While many artists have believed music and art to have a potent connection, it has hardly been manifested so uniquely as in The Big Draw’s I Write The Songs event. Part of the River to River Festival around the coasts of New York City (and co-produced by The Drawing Center), I Write The Songs literally demonstrates how art can be music and how music can be art.

Before actually entering the Winter Garden room of the World Financial Center in Battery Park, unearthly string-produced sounds can be heard from the neighboring promenade of Esplanade Plaza. As always, inside the vastly spacious Winter Garden room does not feel like inside — large palm trees litter the hall and the walls and ceiling are glass. Still, today is different. For where there are normally benches and walking passerby, is a stage. Standing or sitting about the stage are congregations of eager, temporary artists, and in few minutes time, composers.

Performing is a string ensemble, the Brooklyn-based, FLUX Quartet, and in front of each musician’s stand is a television. Connecting the stage to a lifeguard-esque post maybe twenty feet away is a clothespin line that is not hanging clothes, but rather, drawings on old music scores.

Inspired by 19th-century artist/art critic John Ruskin’s idea that visual art can help people see, I Write The Songs goes further to suggest that visual art can also help people hear.

In collaboration with NY-based artist Suzanne Bocanegra, I Write The Songs literally gives people the opportunity to experience the translation of visual art into musical art. The way it works is this — a person draws a picture on a recycled music score and hands it to the post-persons who clip it to the clothespin line that slowly wheels its way towards the stage. Each musician of the quartet then receives a person’s drawing that is then displayed on the screen in front of each musician’s music stand. Finally, each musician of the FLUX Quartet interprets and plays a person’s drawing for a good twenty or thirty seconds for the people to literally hear their own artwork. Check it out:

As a free event for everyone, many take to the recycled music sheets and draw pictures of music they want to hear. Some suggestions from the event’s program are: silence, the noise inside your head, the space between your ears, a loud sound, a soft sound, all the circles you can see right now. Clearly, the art created is different for every person.

The seriously cool part of the event is the transformation of everyone’s individual art into music. A picture has dark, black scribbles all over the sheet music and dissonant, loud, biting chords emit from the violin or viola or cello. A stick-figure drawing of a couple surrounded by thick, cherry-red hearts reaches the stage and delightful, beautiful melodies convey sweet love.

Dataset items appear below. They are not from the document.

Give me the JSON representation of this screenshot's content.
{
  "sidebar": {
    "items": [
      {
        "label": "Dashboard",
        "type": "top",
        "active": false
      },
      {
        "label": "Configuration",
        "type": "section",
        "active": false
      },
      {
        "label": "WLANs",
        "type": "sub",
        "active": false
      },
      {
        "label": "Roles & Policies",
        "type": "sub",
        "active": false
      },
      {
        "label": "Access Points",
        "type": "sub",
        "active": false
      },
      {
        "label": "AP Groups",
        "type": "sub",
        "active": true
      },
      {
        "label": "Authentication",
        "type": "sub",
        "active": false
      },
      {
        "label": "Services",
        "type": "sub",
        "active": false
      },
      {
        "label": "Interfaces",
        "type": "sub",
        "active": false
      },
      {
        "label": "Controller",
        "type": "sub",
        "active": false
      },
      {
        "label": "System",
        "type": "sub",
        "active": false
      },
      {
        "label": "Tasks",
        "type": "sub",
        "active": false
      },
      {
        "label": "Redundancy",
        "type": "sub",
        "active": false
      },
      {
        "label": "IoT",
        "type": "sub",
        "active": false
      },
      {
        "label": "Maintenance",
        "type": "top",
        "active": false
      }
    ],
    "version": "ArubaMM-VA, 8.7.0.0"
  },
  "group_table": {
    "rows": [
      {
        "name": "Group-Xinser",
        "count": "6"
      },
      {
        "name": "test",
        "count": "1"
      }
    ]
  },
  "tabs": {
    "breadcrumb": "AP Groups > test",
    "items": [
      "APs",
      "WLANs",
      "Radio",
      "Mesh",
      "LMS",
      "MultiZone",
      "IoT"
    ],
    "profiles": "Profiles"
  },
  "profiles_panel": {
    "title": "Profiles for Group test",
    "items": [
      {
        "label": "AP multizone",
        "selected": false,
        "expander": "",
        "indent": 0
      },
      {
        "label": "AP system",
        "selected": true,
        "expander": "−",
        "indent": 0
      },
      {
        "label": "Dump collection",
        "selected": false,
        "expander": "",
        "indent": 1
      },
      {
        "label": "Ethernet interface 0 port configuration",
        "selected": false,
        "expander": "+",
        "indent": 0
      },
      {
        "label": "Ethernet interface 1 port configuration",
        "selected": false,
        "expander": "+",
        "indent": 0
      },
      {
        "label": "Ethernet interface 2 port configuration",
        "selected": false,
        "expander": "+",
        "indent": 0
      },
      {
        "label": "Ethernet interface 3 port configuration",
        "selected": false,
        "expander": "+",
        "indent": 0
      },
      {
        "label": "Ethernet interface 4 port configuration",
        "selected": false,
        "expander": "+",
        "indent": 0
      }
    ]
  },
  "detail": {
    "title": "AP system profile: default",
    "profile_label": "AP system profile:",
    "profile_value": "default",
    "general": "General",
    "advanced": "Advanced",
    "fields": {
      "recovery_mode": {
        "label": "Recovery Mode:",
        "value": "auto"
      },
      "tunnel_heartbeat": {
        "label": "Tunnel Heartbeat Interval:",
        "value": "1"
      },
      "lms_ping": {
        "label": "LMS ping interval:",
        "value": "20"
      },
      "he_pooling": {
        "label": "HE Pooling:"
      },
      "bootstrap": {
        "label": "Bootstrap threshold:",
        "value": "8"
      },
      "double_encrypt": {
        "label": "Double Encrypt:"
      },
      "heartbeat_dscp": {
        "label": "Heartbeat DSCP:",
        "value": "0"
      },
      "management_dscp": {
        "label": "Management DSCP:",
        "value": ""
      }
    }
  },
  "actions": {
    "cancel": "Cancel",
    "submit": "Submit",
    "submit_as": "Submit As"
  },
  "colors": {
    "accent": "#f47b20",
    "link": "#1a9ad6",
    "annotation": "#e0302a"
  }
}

I draw a picture of a little, pig-tailed girl dreaming about ice cream, candy, and cake. My sweet-toothed cartoon floats over passerby heads to the stage where it appears on the screen in front of the second violinist. After a brief moment of analyzing my drawing, he begins with a soft, sugary hum that sounds like pushing open a door and entering a cave filled with mountains and mountains of lost treasure. Or cupcakes.